La réforme des collectivités territoriales a pris du plomb dans l’aile. Elle a déjà été retoquée par les sénateurs à l’issue des débats de la fin juin. Or, au sénat, l’U.M.P. ne dispose pas de la majorité absolue, au contraire de l’Assemblée nationale. Les sénateurs centristes, qui forment un groupe à part, sont montés au créneau contre la réforme, avec ceux de gauche.

Quel est le problème qui a refroidi les sénateurs ? La réforme prévoit une économie financière importante, puisque les conseillers territoriaux seront deux fois moins nombreux que les actuels conseillers généraux et régionaux additionnés. Plus bizarre : les conseillers territoriaux devront gérer à la fois les départements et les régions. Ce seront donc des cumulards, et on peut douter de l’efficacité, surtout pour les régions, d’un tel imbroglio. Les conseillers territoriaux, élus dans de petites circonscriptions de la taille de cantons, seront-ils capables d’avoir une vision régionale ?

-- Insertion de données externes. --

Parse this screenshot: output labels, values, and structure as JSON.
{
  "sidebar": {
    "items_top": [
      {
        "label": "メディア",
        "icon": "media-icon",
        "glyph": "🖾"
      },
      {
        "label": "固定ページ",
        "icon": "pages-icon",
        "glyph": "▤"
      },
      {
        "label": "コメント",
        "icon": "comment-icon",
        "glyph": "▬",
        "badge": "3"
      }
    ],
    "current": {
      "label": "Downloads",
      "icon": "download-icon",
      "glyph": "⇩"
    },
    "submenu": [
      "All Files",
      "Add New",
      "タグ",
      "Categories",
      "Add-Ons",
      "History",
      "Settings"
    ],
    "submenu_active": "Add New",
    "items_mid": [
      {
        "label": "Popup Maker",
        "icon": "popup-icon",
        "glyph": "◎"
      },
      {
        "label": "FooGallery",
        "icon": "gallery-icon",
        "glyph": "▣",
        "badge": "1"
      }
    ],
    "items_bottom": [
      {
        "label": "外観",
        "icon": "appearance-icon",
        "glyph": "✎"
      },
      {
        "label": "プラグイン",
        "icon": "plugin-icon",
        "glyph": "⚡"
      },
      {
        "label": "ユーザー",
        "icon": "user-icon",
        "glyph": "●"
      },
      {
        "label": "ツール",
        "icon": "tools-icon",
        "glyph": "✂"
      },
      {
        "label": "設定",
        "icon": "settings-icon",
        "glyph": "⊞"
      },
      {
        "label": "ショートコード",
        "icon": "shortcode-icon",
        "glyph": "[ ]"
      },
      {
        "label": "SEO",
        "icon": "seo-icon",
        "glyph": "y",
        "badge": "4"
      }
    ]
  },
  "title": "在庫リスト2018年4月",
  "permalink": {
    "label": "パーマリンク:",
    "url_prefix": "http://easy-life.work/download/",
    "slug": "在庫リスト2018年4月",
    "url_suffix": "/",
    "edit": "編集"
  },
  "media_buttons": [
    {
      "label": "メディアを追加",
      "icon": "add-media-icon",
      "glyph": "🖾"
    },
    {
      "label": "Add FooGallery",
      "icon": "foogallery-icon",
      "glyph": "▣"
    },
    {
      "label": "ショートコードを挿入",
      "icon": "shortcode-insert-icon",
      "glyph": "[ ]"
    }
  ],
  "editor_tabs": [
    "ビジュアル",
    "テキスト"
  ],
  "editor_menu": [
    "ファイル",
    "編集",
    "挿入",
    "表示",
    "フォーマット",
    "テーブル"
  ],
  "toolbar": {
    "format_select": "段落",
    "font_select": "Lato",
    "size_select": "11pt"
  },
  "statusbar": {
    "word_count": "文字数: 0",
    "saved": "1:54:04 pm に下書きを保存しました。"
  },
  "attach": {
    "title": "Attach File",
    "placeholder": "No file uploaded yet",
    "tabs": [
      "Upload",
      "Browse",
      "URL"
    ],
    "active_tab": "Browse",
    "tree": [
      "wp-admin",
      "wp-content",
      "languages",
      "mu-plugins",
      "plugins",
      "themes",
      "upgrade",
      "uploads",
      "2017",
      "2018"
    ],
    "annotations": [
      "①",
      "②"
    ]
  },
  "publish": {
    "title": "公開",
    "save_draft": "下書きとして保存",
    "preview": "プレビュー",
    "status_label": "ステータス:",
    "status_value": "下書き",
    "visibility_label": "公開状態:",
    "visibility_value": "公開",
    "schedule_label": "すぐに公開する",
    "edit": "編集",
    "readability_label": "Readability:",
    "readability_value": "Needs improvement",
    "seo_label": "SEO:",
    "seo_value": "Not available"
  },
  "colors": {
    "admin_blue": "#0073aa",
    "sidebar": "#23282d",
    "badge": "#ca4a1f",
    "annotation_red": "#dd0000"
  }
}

Car le fond du problème semble bien être le mode de scrutin retenu pour les futures élections territoriales, à partir de 2014 : le scrutin uninominal à deux tours par circonscriptions. Celles-ci ne sont pas encore délimitées, mais vu le nombre de conseillers prévu, elles seront petites. Ce scrutin rappelle fort celui qui existe pour les élections cantonales. Et on risque, en Alsace par exemple, d’obtenir des résultats similaires : l’élection de notables ruraux, plutôt âgés, en majorité de droite, masculins à 90%. Dans d’autres régions ce seront des socialistes. Mais les autres partis seront très peu représentés.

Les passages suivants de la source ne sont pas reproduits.